Diawali dengan prosesi pembakaran lilin natal oleh Pelayan Firman, Pdt. D. A. Saununu, kesyahduan Ibadah Natal di Jemaat Silo dimulai. Berdasarkan pemantauan di lokasi, Jemaat yang hadir terbilang banyak, sebab memenuhi hampir seluruh tempat duduk di ruang ibadah utama, bahkan sejumlah jemaat orangtua dan lainnya yang kesulitan naik ke ruang ibadah utama di lantai 2, mengikuti ibadah dari Lt 1 ruang serbaguna.

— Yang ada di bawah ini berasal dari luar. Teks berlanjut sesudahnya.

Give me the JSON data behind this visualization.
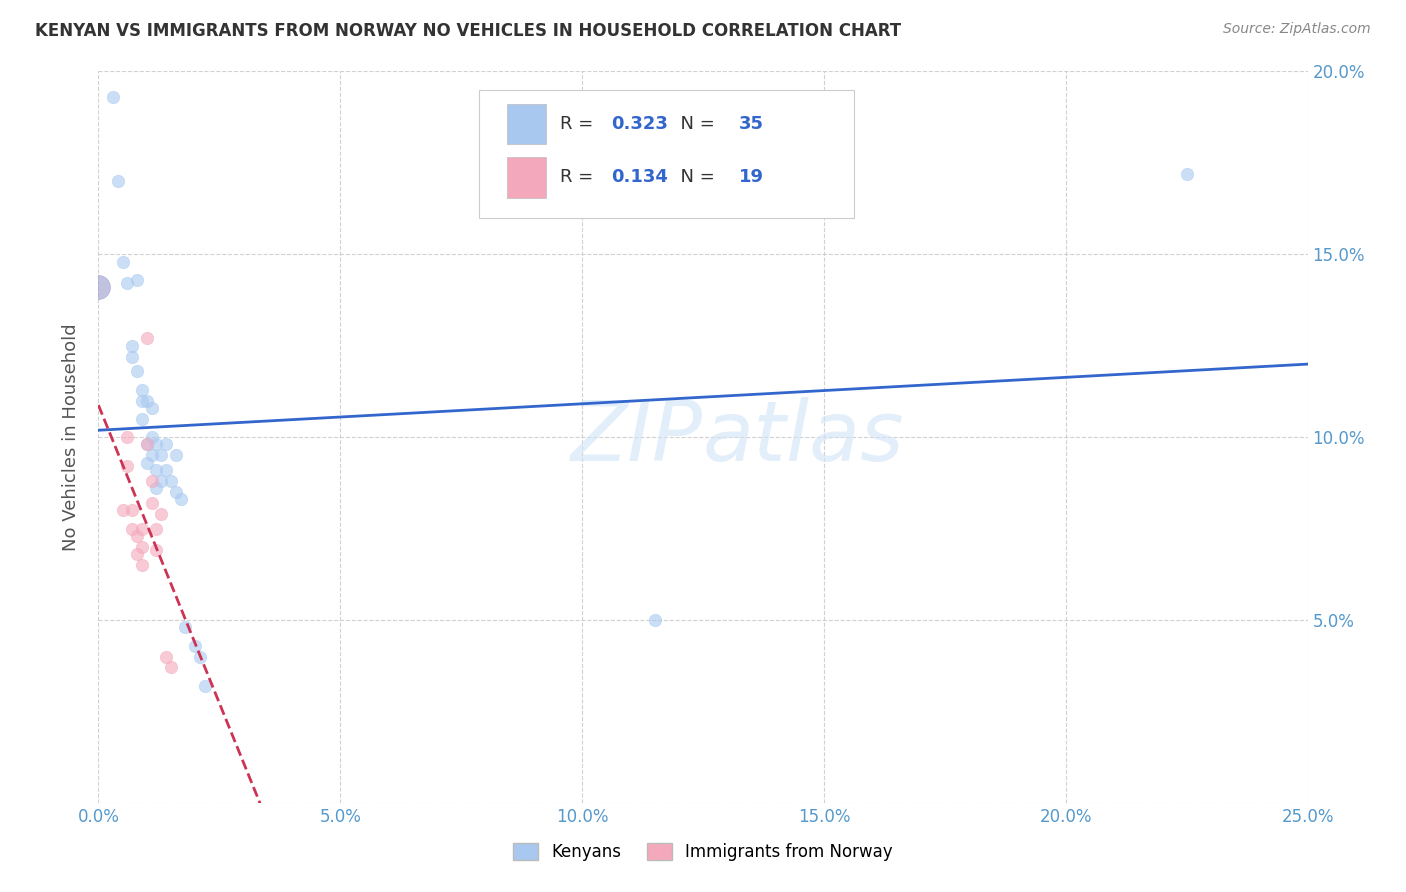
{
  "title": "KENYAN VS IMMIGRANTS FROM NORWAY NO VEHICLES IN HOUSEHOLD CORRELATION CHART",
  "source": "Source: ZipAtlas.com",
  "ylabel": "No Vehicles in Household",
  "xlabel": "",
  "xlim": [
    0.0,
    0.25
  ],
  "ylim": [
    0.0,
    0.2
  ],
  "xticks": [
    0.0,
    0.05,
    0.1,
    0.15,
    0.2,
    0.25
  ],
  "yticks": [
    0.0,
    0.05,
    0.1,
    0.15,
    0.2
  ],
  "xticklabels": [
    "0.0%",
    "5.0%",
    "10.0%",
    "15.0%",
    "20.0%",
    "25.0%"
  ],
  "yticklabels_right": [
    "",
    "5.0%",
    "10.0%",
    "15.0%",
    "20.0%"
  ],
  "kenyan_color": "#A8C8F0",
  "norway_color": "#F4A8BC",
  "kenyan_label": "Kenyans",
  "norway_label": "Immigrants from Norway",
  "R_kenyan": "0.323",
  "N_kenyan": "35",
  "R_norway": "0.134",
  "N_norway": "19",
  "trendline_kenyan_color": "#3366CC",
  "trendline_norway_color": "#CC3355",
  "watermark": "ZIPatlas",
  "background_color": "#FFFFFF",
  "grid_color": "#CCCCCC",
  "kenyan_points": [
    [
      0.0,
      0.141
    ],
    [
      0.003,
      0.193
    ],
    [
      0.004,
      0.17
    ],
    [
      0.005,
      0.148
    ],
    [
      0.006,
      0.142
    ],
    [
      0.007,
      0.125
    ],
    [
      0.007,
      0.122
    ],
    [
      0.008,
      0.143
    ],
    [
      0.008,
      0.118
    ],
    [
      0.009,
      0.113
    ],
    [
      0.009,
      0.11
    ],
    [
      0.009,
      0.105
    ],
    [
      0.01,
      0.11
    ],
    [
      0.01,
      0.098
    ],
    [
      0.01,
      0.093
    ],
    [
      0.011,
      0.108
    ],
    [
      0.011,
      0.1
    ],
    [
      0.011,
      0.095
    ],
    [
      0.012,
      0.098
    ],
    [
      0.012,
      0.091
    ],
    [
      0.012,
      0.086
    ],
    [
      0.013,
      0.095
    ],
    [
      0.013,
      0.088
    ],
    [
      0.014,
      0.098
    ],
    [
      0.014,
      0.091
    ],
    [
      0.015,
      0.088
    ],
    [
      0.016,
      0.095
    ],
    [
      0.016,
      0.085
    ],
    [
      0.017,
      0.083
    ],
    [
      0.018,
      0.048
    ],
    [
      0.02,
      0.043
    ],
    [
      0.021,
      0.04
    ],
    [
      0.022,
      0.032
    ],
    [
      0.115,
      0.05
    ],
    [
      0.225,
      0.172
    ]
  ],
  "norway_points": [
    [
      0.005,
      0.08
    ],
    [
      0.006,
      0.1
    ],
    [
      0.006,
      0.092
    ],
    [
      0.007,
      0.08
    ],
    [
      0.007,
      0.075
    ],
    [
      0.008,
      0.073
    ],
    [
      0.008,
      0.068
    ],
    [
      0.009,
      0.075
    ],
    [
      0.009,
      0.07
    ],
    [
      0.009,
      0.065
    ],
    [
      0.01,
      0.127
    ],
    [
      0.01,
      0.098
    ],
    [
      0.011,
      0.088
    ],
    [
      0.011,
      0.082
    ],
    [
      0.012,
      0.075
    ],
    [
      0.012,
      0.069
    ],
    [
      0.013,
      0.079
    ],
    [
      0.014,
      0.04
    ],
    [
      0.015,
      0.037
    ]
  ]
}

Ketua Majelis Jemaat Silo dalam khotbah Natalnya yang didasarkan pada Matius 1 : 18-25, mengatakan, “… penulis injil ini ingin menjelaskan eksistensi kelahiran Yesus, bukan sebuah “kecelakaan lalulintas” atau akibat perbuatan Yusuf. Tapi sesungguhnya semua itu adalah rencana Allah bagi keselamatan manusia. Konteks sosok maria adalah untuk mengangkat kritik tentang harkat dan martabat perempuan yang menurut tradisi patrialis Yahudi adalah warga kelas 2, sehingga menjadi warga kelas 1 yang setara dengan laki-laki. “
Lebih lanjut mantan Ketua Majelis Jemaat Pniel itu, mengingatkan kepada Jemaat bahwa “Perayaan Natal kali ini mengingatkan ulang tentang 2 hal penting dalam hidup orang percaya, pertama bahwa Gereja mengakui eksistensi perempuan dalam gereja masyatakat dan dunia. Dan yang kedua, mengingatkan kita untuk menghargai anak2 sebagai bagian dari kasih karunia Allah. Jangan merusak masa depan anak2 dengann narkoba miras dll yang menghancurkan masa depan mereka. Sebab sesungguhnya Kisah Keluarga di Bethlehem itu, menjadi tanda penyertaan Allah bagi kita manusia. Rumah tangga adalah wujud kehadiran Allah.


Sebagaimana pada malam persiapan natal, Pemuda Hindu Pecalang tetap berkomitmen untuk membangun hidup yang saling menjaga, saling melindungi untuk kebersamaan hidup yang penuh toleransi yang makin berkualitas.